You'll see the Plimsoll line:
Oh, those letters are short for this:
Because water density varies a LOT with salinity and temperature, if you were to put the max safe load on a ship, as the ship sits deeper in the water, the final draft of the ship is affected by the salinity and density of the water you're sitting in. As a quick example, with a medium sized ship with a max 40,000 ton cargo capacity, you can expect your maximum safe load to put the water's edge on those marks. The other side of this coin is that you need to have some buoyancy and you WANT to have some freeboard (the height of the deck above water) to help you preserve your buoyancy. Between fuel, cargo and the ship itself, if a little water gets inside where you don't want it to be, it's really cool and neato if you don't immediately sink. So, if you, say, overload your ship in Santa Catarina in Brazil, a popular port with almost fresh water at most terminals, you're going to be coming close to impersonating a submarine by the time you get to Copenhagen in February.
If you go over your mark and put it underwater, your insurance agent is going to be very happy if you break your ship, because that's your problem now and not his, but that's only if the local Port State Control doesn't see you doing it, at some point because they have every right to stop you and try to save the poor bastards on board who didn't know you were trying to get them killed. Yes, this is a regularly occurring problem. The marks exists because greed has killed more sailors than storms.
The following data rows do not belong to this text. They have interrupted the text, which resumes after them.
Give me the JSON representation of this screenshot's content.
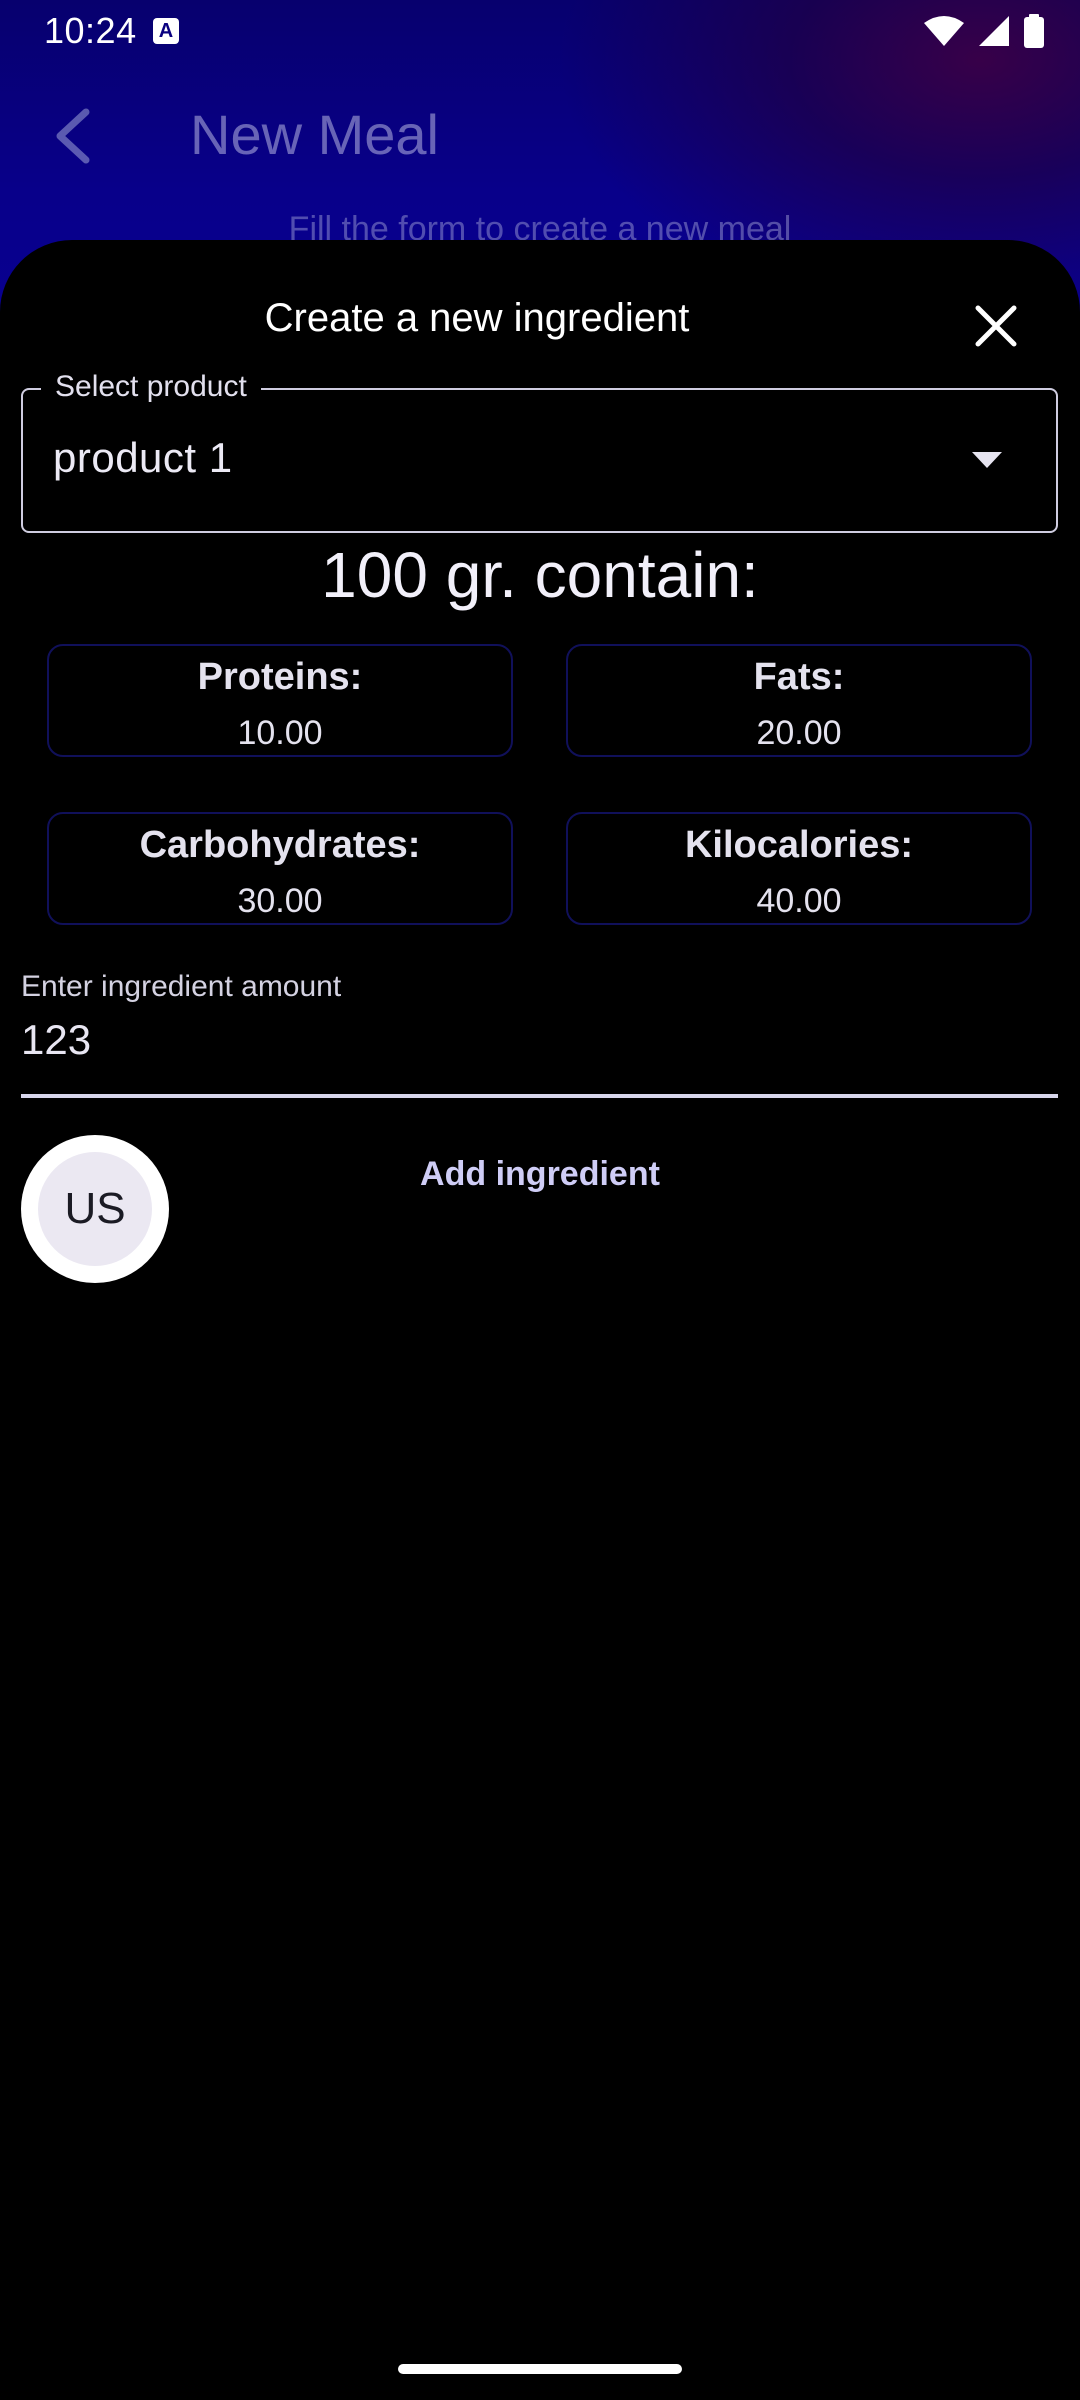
{
  "status_bar": {
    "time": "10:24",
    "notification_icon": "A",
    "icons": [
      "wifi-icon",
      "signal-icon",
      "battery-icon"
    ]
  },
  "app_bar": {
    "title": "New Meal",
    "back_icon": "chevron-left-icon",
    "subtitle": "Fill the form to create a new meal"
  },
  "sheet": {
    "title": "Create a new ingredient",
    "close_icon": "close-icon",
    "product_select": {
      "label": "Select product",
      "value": "product 1",
      "dropdown_icon": "arrow-drop-down-icon"
    },
    "per_amount_heading": "100 gr. contain:",
    "nutrients": [
      {
        "label": "Proteins:",
        "value": "10.00"
      },
      {
        "label": "Fats:",
        "value": "20.00"
      },
      {
        "label": "Carbohydrates:",
        "value": "30.00"
      },
      {
        "label": "Kilocalories:",
        "value": "40.00"
      }
    ],
    "amount_field": {
      "label": "Enter ingredient amount",
      "value": "123"
    },
    "avatar_text": "US",
    "add_button_label": "Add ingredient"
  },
  "colors": {
    "header_gradient": "#08008a",
    "accent_text": "#cfcdf6",
    "card_border": "#10105a"
  }
}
Now, ships also have external markers noting where internal bulkheads and reinforced areas are. This is because tugboats will be used to nudge the ship into position at almost every dock it will ever land alongside, and sometimes the tugboat will need to use a LOT of force across a very small area of hull to shove the entire ship sideways through the water. As a result, ships are either built with special reinforcing at certain areas in the hull, or more likely the builder will just mark where the heavy transverse bulkheads (framing) that connect one side of the ship to the other are. These stronger areas in the hull will be made pretty obvious if someone values their ship and don't want it caved in.
see if you can spot a good place to put a tugboat to shove you sideways |
this is actually much deeper than the HQ's notch, but you get the idea |
Or push us "On the hip"
Or even backwards, which we call, unoriginally enough "Heads to tails"
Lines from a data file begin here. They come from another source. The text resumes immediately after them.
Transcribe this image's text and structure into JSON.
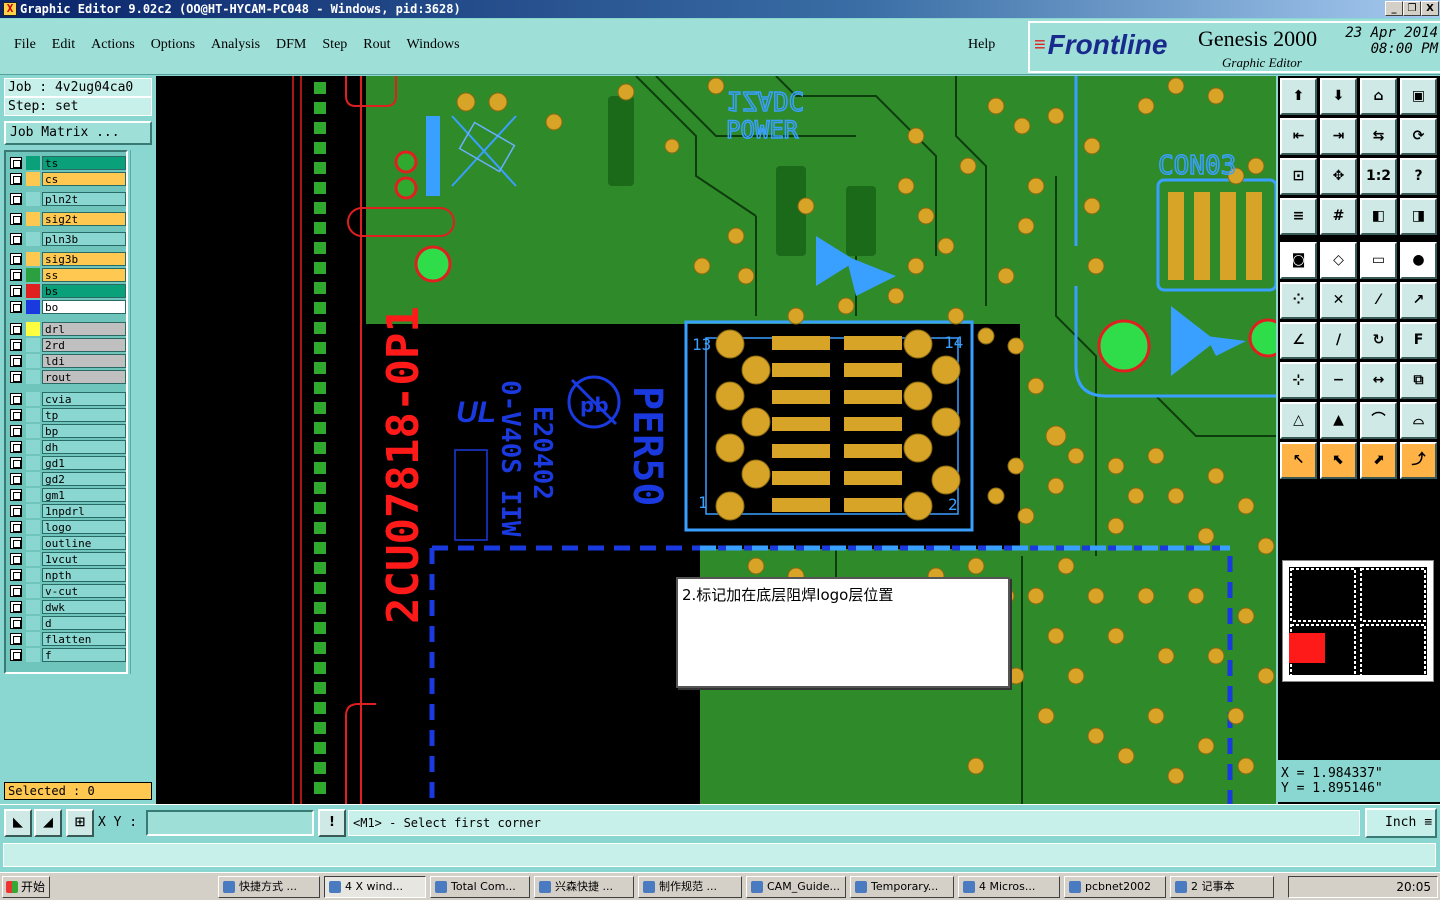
{
  "window": {
    "title": "Graphic Editor 9.02c2 (OO@HT-HYCAM-PC048 - Windows, pid:3628)",
    "min_label": "_",
    "restore_label": "❐",
    "close_label": "X"
  },
  "menu": {
    "items": [
      "File",
      "Edit",
      "Actions",
      "Options",
      "Analysis",
      "DFM",
      "Step",
      "Rout",
      "Windows"
    ],
    "help": "Help"
  },
  "brand": {
    "logo": "Frontline",
    "product": "Genesis 2000",
    "subtitle": "Graphic Editor",
    "date": "23 Apr 2014",
    "time": "08:00 PM"
  },
  "job": {
    "job_label": "Job : 4v2ug04ca0",
    "step_label": "Step: set",
    "matrix_button": "Job Matrix ..."
  },
  "layers": [
    {
      "name": "ts",
      "color": "#0aa07a",
      "swatch": "#0aa07a"
    },
    {
      "name": "cs",
      "color": "#ffc850",
      "swatch": "#ffc850"
    },
    {
      "name": "pln2t",
      "color": "#8ad6d0",
      "swatch": "#8ad6d0"
    },
    {
      "name": "sig2t",
      "color": "#ffc850",
      "swatch": "#ffc850"
    },
    {
      "name": "pln3b",
      "color": "#8ad6d0",
      "swatch": "#8ad6d0"
    },
    {
      "name": "sig3b",
      "color": "#ffc850",
      "swatch": "#ffc850"
    },
    {
      "name": "ss",
      "color": "#ffc850",
      "swatch": "#2aa040"
    },
    {
      "name": "bs",
      "color": "#0aa07a",
      "swatch": "#e02020"
    },
    {
      "name": "bo",
      "color": "#ffffff",
      "swatch": "#1a3ae0"
    },
    {
      "name": "drl",
      "color": "#c0c0c0",
      "swatch": "#ffff40"
    },
    {
      "name": "2rd",
      "color": "#c0c0c0",
      "swatch": "#8ad6d0"
    },
    {
      "name": "ldi",
      "color": "#c0c0c0",
      "swatch": "#8ad6d0"
    },
    {
      "name": "rout",
      "color": "#c0c0c0",
      "swatch": "#8ad6d0"
    },
    {
      "name": "cvia",
      "color": "#8ad6d0",
      "swatch": "#8ad6d0"
    },
    {
      "name": "tp",
      "color": "#8ad6d0",
      "swatch": "#8ad6d0"
    },
    {
      "name": "bp",
      "color": "#8ad6d0",
      "swatch": "#8ad6d0"
    },
    {
      "name": "dh",
      "color": "#8ad6d0",
      "swatch": "#8ad6d0"
    },
    {
      "name": "gd1",
      "color": "#8ad6d0",
      "swatch": "#8ad6d0"
    },
    {
      "name": "gd2",
      "color": "#8ad6d0",
      "swatch": "#8ad6d0"
    },
    {
      "name": "gm1",
      "color": "#8ad6d0",
      "swatch": "#8ad6d0"
    },
    {
      "name": "1npdrl",
      "color": "#8ad6d0",
      "swatch": "#8ad6d0"
    },
    {
      "name": "logo",
      "color": "#8ad6d0",
      "swatch": "#8ad6d0"
    },
    {
      "name": "outline",
      "color": "#8ad6d0",
      "swatch": "#8ad6d0"
    },
    {
      "name": "1vcut",
      "color": "#8ad6d0",
      "swatch": "#8ad6d0"
    },
    {
      "name": "npth",
      "color": "#8ad6d0",
      "swatch": "#8ad6d0"
    },
    {
      "name": "v-cut",
      "color": "#8ad6d0",
      "swatch": "#8ad6d0"
    },
    {
      "name": "dwk",
      "color": "#8ad6d0",
      "swatch": "#8ad6d0"
    },
    {
      "name": "d",
      "color": "#8ad6d0",
      "swatch": "#8ad6d0"
    },
    {
      "name": "flatten",
      "color": "#8ad6d0",
      "swatch": "#8ad6d0"
    },
    {
      "name": "f",
      "color": "#8ad6d0",
      "swatch": "#8ad6d0"
    }
  ],
  "selected_label": "Selected : 0",
  "board": {
    "text_red": "2CU07818-0P1",
    "text_blue_1": "PER50",
    "text_blue_2": "E20402",
    "text_blue_3": "0-V40S IIW",
    "text_ul": "UL",
    "text_pb": "pb",
    "silk_1": "1ZADC",
    "silk_2": "POWER",
    "silk_3": "CON03",
    "pin_13": "13",
    "pin_14": "14",
    "pin_1": "1",
    "pin_2": "2"
  },
  "note": "2.标记加在底层阻焊logo层位置",
  "coords": {
    "x": "X = 1.984337\"",
    "y": "Y = 1.895146\""
  },
  "status": {
    "xy_label": "X Y :",
    "xy_value": "",
    "bang": "!",
    "prompt": "<M1> - Select first corner",
    "unit": "Inch"
  },
  "taskbar": {
    "start": "开始",
    "items": [
      "快捷方式 ...",
      "4 X wind...",
      "Total Com...",
      "兴森快捷 ...",
      "制作规范 ...",
      "CAM_Guide...",
      "Temporary...",
      "4 Micros...",
      "pcbnet2002",
      "2 记事本"
    ],
    "clock": "20:05"
  }
}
All depends on where we're going, how we can fit in the berth, and if we can get our cargo hoses to meet the berth's oil pipelines. BUT, in all those cases, the tugs have to get their lines made fast to push or tow us in a particular way. On the hip or heads/tails, the tug has a stern line that runs to us which has to be super tight, tight enough to stretch the tug's bow line by pulling the bow outwards as the stern line gets tighter, until both lines are tight enough that the barge and tug move almost as a single unt, where the tug can shift their rudders over and shove the barge, and the relative positions to each other of the two vessels moves less than a few inches. This puts ENORMOUS force on the sides of the barge where the tug is pressing up against the barge... a point load, in other words. Point loads sometimes cause nearby welded surfaces to pop apart, and with a sound like a shotgun being fired, a hairline crack will form at a weld somewhere between the outer and inner hull.
Shit happens, in other words. cracked steel bracing and weld failures are designed to be accounted for. They're almost inevitable, and the hull design must be rugged enough to shrug off a bunch of them.
So, while I am experiencing nirvana in the form of my first watch completely off in a dog's age, B is sitting while the ABS (American Bureau of Shipping) welders are giving some TLC to The Loaner. B will be back aboard a week from today, in fact, which will also mark the midway point of this tour on the HQ, and the start of week 9 since I've been out here. Oof.
1 comment:
Very interesting. I worked on ocean-going ships for 10 years, and while I watch the bunkering many times, and had a rough idea of what was going on, I never gave much though to all the details. Thanks for the education!